Wir wollen diesen Prozess nur beschleunigen, liebe Kolleginnen, liebe Kollegen. - Danke.

(Beifall bei der LINKEN - Frau Feußner, CDU: Ich lache mich kaputt!)

Vielen Dank, Herr Gallert. - Meine Damen und Herren! Ich habe, Ihre große Aufmerksamkeit bemerkend, die Zeit etwas laufen lassen. Das haben Sie vielleicht auch bemerkt. Schließen Sie daraus bitte nicht, dass ich beim nächsten Tagesordnungspunkt genauso großzügig sein werde.

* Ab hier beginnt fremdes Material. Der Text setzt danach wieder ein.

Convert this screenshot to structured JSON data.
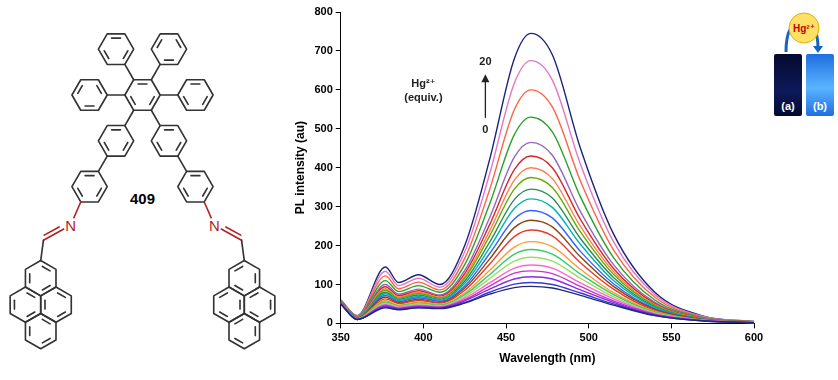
{
  "chart_data": {
    "type": "line",
    "x": [
      350,
      360,
      377,
      385,
      397,
      410,
      425,
      440,
      455,
      465,
      478,
      495,
      515,
      540,
      570,
      600
    ],
    "series": [
      {
        "color": "#1f2a7a",
        "values": [
          50,
          10,
          40,
          35,
          40,
          38,
          52,
          75,
          92,
          95,
          91,
          72,
          47,
          20,
          6,
          2
        ]
      },
      {
        "color": "#3a3ad0",
        "values": [
          50,
          10,
          42,
          36,
          41,
          39,
          54,
          80,
          101,
          105,
          100,
          78,
          50,
          21,
          6,
          2
        ]
      },
      {
        "color": "#8a2be2",
        "values": [
          50,
          10,
          44,
          38,
          43,
          40,
          58,
          88,
          114,
          120,
          114,
          86,
          54,
          22,
          7,
          2
        ]
      },
      {
        "color": "#cc33cc",
        "values": [
          51,
          11,
          47,
          39,
          45,
          42,
          61,
          96,
          129,
          135,
          128,
          95,
          58,
          24,
          7,
          2
        ]
      },
      {
        "color": "#ff66cc",
        "values": [
          51,
          11,
          49,
          41,
          47,
          43,
          65,
          104,
          142,
          150,
          142,
          104,
          63,
          25,
          7,
          2
        ]
      },
      {
        "color": "#99dd66",
        "values": [
          51,
          11,
          52,
          43,
          50,
          45,
          69,
          115,
          160,
          170,
          160,
          116,
          68,
          27,
          7,
          2
        ]
      },
      {
        "color": "#33cc66",
        "values": [
          52,
          12,
          55,
          45,
          52,
          47,
          74,
          125,
          178,
          190,
          178,
          127,
          74,
          29,
          8,
          2
        ]
      },
      {
        "color": "#ff9933",
        "values": [
          52,
          12,
          59,
          47,
          55,
          49,
          78,
          136,
          196,
          210,
          197,
          139,
          79,
          31,
          8,
          3
        ]
      },
      {
        "color": "#e63b2e",
        "values": [
          52,
          12,
          63,
          51,
          59,
          52,
          85,
          152,
          223,
          240,
          225,
          156,
          88,
          33,
          9,
          3
        ]
      },
      {
        "color": "#8b4513",
        "values": [
          53,
          13,
          68,
          53,
          62,
          54,
          91,
          165,
          246,
          265,
          248,
          171,
          95,
          36,
          9,
          3
        ]
      },
      {
        "color": "#3366ff",
        "values": [
          53,
          13,
          72,
          56,
          66,
          57,
          96,
          179,
          268,
          290,
          271,
          185,
          102,
          38,
          10,
          3
        ]
      },
      {
        "color": "#00b3b3",
        "values": [
          54,
          14,
          76,
          59,
          69,
          60,
          103,
          194,
          295,
          320,
          298,
          203,
          110,
          41,
          10,
          3
        ]
      },
      {
        "color": "#2e8b57",
        "values": [
          54,
          14,
          80,
          62,
          73,
          62,
          109,
          208,
          318,
          345,
          322,
          218,
          118,
          43,
          11,
          3
        ]
      },
      {
        "color": "#66aa00",
        "values": [
          54,
          14,
          85,
          65,
          77,
          65,
          116,
          224,
          345,
          375,
          349,
          235,
          126,
          46,
          11,
          3
        ]
      },
      {
        "color": "#ff7f50",
        "values": [
          55,
          15,
          89,
          68,
          80,
          67,
          121,
          237,
          368,
          400,
          372,
          249,
          133,
          48,
          12,
          3
        ]
      },
      {
        "color": "#d62728",
        "values": [
          55,
          15,
          94,
          71,
          84,
          70,
          128,
          253,
          395,
          430,
          400,
          267,
          141,
          51,
          12,
          4
        ]
      },
      {
        "color": "#9467bd",
        "values": [
          56,
          16,
          100,
          75,
          88,
          73,
          136,
          271,
          427,
          465,
          432,
          287,
          151,
          54,
          13,
          4
        ]
      },
      {
        "color": "#2ca02c",
        "values": [
          57,
          17,
          110,
          82,
          97,
          80,
          151,
          306,
          485,
          530,
          492,
          325,
          169,
          60,
          14,
          4
        ]
      },
      {
        "color": "#ff6347",
        "values": [
          58,
          18,
          122,
          89,
          106,
          86,
          167,
          343,
          549,
          600,
          556,
          366,
          189,
          67,
          15,
          4
        ]
      },
      {
        "color": "#e377c2",
        "values": [
          59,
          19,
          134,
          97,
          116,
          93,
          184,
          383,
          617,
          675,
          625,
          409,
          210,
          74,
          17,
          5
        ]
      },
      {
        "color": "#1a237e",
        "values": [
          60,
          20,
          145,
          105,
          125,
          100,
          200,
          420,
          680,
          745,
          690,
          450,
          230,
          80,
          18,
          5
        ]
      }
    ],
    "xlim": [
      350,
      600
    ],
    "xticks": [
      350,
      400,
      450,
      500,
      550,
      600
    ],
    "ylim": [
      0,
      800
    ],
    "yticks": [
      0,
      100,
      200,
      300,
      400,
      500,
      600,
      700,
      800
    ],
    "x_label": "Wavelength (nm)",
    "y_label": "PL intensity (au)",
    "grid": false,
    "annotations": [
      {
        "label": [
          "Hg²⁺",
          "(equiv.)"
        ],
        "from": 0,
        "to": 20
      }
    ]
  },
  "structure": {
    "label": "409",
    "atoms": [
      "N",
      "N"
    ]
  },
  "inset": {
    "badge": "Hg²⁺",
    "panels": [
      "(a)",
      "(b)"
    ]
  }
}
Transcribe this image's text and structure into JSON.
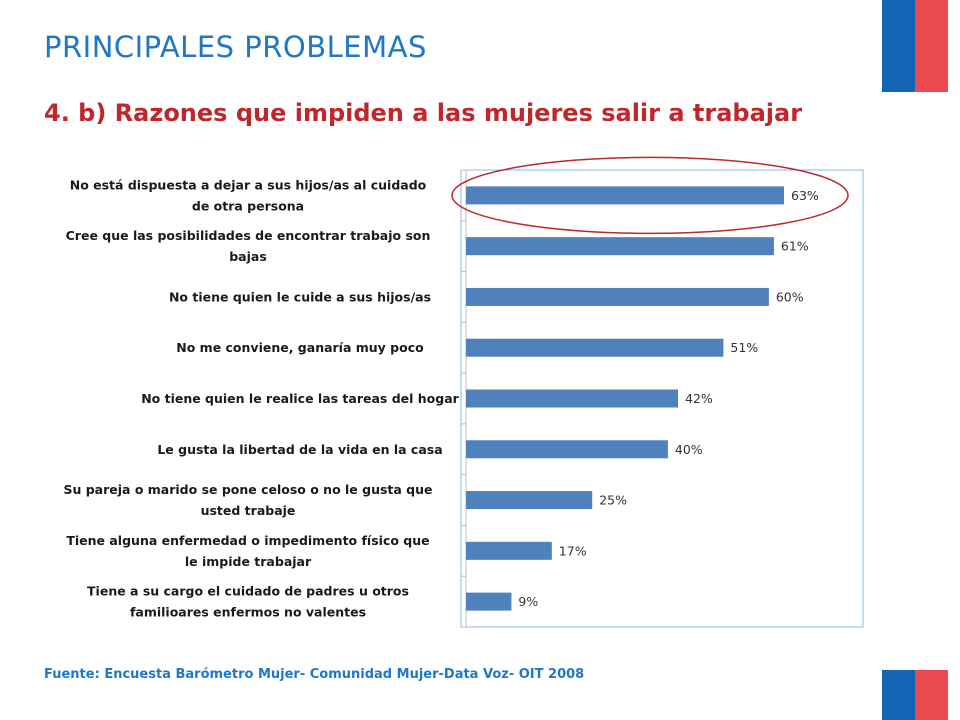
{
  "title": "PRINCIPALES PROBLEMAS",
  "subtitle": "4. b) Razones que impiden a las mujeres salir a trabajar",
  "source": "Fuente: Encuesta Barómetro Mujer- Comunidad Mujer-Data Voz- OIT 2008",
  "colors": {
    "bar": "#4f81bd",
    "highlight_ellipse": "#c0272d",
    "title": "#1f77c8",
    "subtitle": "#c0272d",
    "flag_blue": "#1565b7",
    "flag_red": "#e84a4f"
  },
  "chart_data": {
    "type": "bar",
    "orientation": "horizontal",
    "categories": [
      [
        "No está dispuesta a dejar a sus hijos/as al cuidado",
        "de otra persona"
      ],
      [
        "Cree que las posibilidades de encontrar trabajo son",
        "bajas"
      ],
      [
        "No tiene quien le cuide a sus hijos/as"
      ],
      [
        "No me conviene, ganaría muy poco"
      ],
      [
        "No tiene quien le realice las tareas del hogar"
      ],
      [
        "Le gusta la libertad de la vida en la casa"
      ],
      [
        "Su pareja o marido se pone celoso o no le gusta que",
        "usted trabaje"
      ],
      [
        "Tiene alguna enfermedad o impedimento físico que",
        "le impide trabajar"
      ],
      [
        "Tiene a su cargo el cuidado de padres u otros",
        "familioares enfermos no valentes"
      ]
    ],
    "values": [
      63,
      61,
      60,
      51,
      42,
      40,
      25,
      17,
      9
    ],
    "value_labels": [
      "63%",
      "61%",
      "60%",
      "51%",
      "42%",
      "40%",
      "25%",
      "17%",
      "9%"
    ],
    "unit": "%",
    "xlim": [
      0,
      70
    ],
    "highlighted_index": 0,
    "legend": "none",
    "grid": false
  }
}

(Herr Tullner, CDU: Das nennt man Prioritäten- setzung!)

Jetzt wird abgestimmt. Ein Antrag auf Überweisung ist nach meiner Kenntnis von niemandem gestellt worden, sodass wir über den Antrag selbst abstimmen können. Wer stimmt dem Antrag mit dem Titel „Neuausrichtung des Personalentwicklungskonzeptes 2010“ in der Drs. 5/2420 zu? - Die Antragsteller. Wer stimmt dagegen?

- Alle anderen. Damit ist dieser Antrag abgelehnt worden und der Tagesordnungspunkt 14 ist beendet.